To my knowledge, three people who were under my care killed themselves.
The first was a young man — late 20s, maybe? — who I met while I was a psychiatry intern. He was hospitalized in the psychiatric unit where I had just started my rotation. I did not have the opportunity to get to know him well. Our paths crossed, at most, for two days. He had a diagnosis of schizophrenia. I can conjure up his face in my mind, though I do not remember his name. He didn’t blink much. While his face did not betray fear, he often looked uncomfortable.
I don’t know how many days he had been out of the hospital before he died, though I think it was within a week of his discharge. He jumped off of the Aurora Bridge (before a suicide prevention fence was installed) into Lake Union in Seattle.
The second was a man in his late 40s who had repeated visits to a crisis center. He did well in college and earned a law degree. His career as a lawyer was cut short due to problems with depression and alcohol. From there he became homeless and destitute. He had a diagnosis of major depression. Some professionals thought he had a personality disorder.
He was smart and sarcastic. While he was often critical of everyone around him, there were moments when he was self-effacing. After we had worked together for a few months, he commented that he liked “debating” with me, though I suspected that arguing was the only way he knew how to interact with other people. On the rare occasions when he took a break from his self-loathing, he considered how his life could change. He didn’t drink as much alcohol now as he once had, but it still helped him forget his shame and regret.
When I learned that he had died from an overdose of methadone, I knew immediately that he had intentionally killed himself. He had no history of using opiates, but he knew how, with or without alcohol, they could end his life. Over a month had passed between our last conversation and his suicide. When I learned of his death, I asked him — as if he could hear me — why he didn’t come back to the crisis center. He knew that he could.
I have not forgotten his name. Earlier this week, I saw his name in a newspaper. It wasn’t him, of course; the name belonged to an author who was promoting his book. I hadn’t seen this name elsewhere before. It made me wonder if my patient was saying hello.
This past week, I learned that a third person who was under my care killed himself. He was in his 20s, smart, and funny. When his symptoms were active, he was very ill. In the minutes to hours leading up to his death, was he experiencing a resurgence of his symptoms? Or was he mulling over how his illness could impact his life in the future and decided to impact his life first?

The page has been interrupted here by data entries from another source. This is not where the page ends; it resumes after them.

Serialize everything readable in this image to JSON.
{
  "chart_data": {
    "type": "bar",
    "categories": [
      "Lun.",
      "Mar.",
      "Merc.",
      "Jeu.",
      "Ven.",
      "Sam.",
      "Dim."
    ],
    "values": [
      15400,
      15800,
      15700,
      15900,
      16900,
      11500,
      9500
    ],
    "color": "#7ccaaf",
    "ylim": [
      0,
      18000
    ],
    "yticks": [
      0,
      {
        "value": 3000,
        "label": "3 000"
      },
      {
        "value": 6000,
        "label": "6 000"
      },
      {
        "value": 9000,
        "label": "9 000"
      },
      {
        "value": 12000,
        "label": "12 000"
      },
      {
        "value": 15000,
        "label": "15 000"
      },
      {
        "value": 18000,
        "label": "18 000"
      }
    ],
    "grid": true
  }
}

The last time I spoke with him, we talked about how his condition did not define him. His identity wasn’t solely his illness. We talked about the things he wanted to do in the future and how he could accomplish those things.
The person who called me to tell me the news heard my breath catch in my throat.
Death, while uncomplicated in some ways — it’s a permanent cessation of all vital functions, the end of life — our attachments make it complicated in other ways. We have so many questions that will forever go unanswered. We wonder where the dead go. Does a part of them persist outside of our memories? And for those who kill themselves, what happened? What got in the way of them asking for help? What made death the best option? What made them believe that the rest of us could not or would not understand?
The end of a life never just impacts the individual who died. The ripples spread far and wide. We search for words to describe our grief, but language fails us.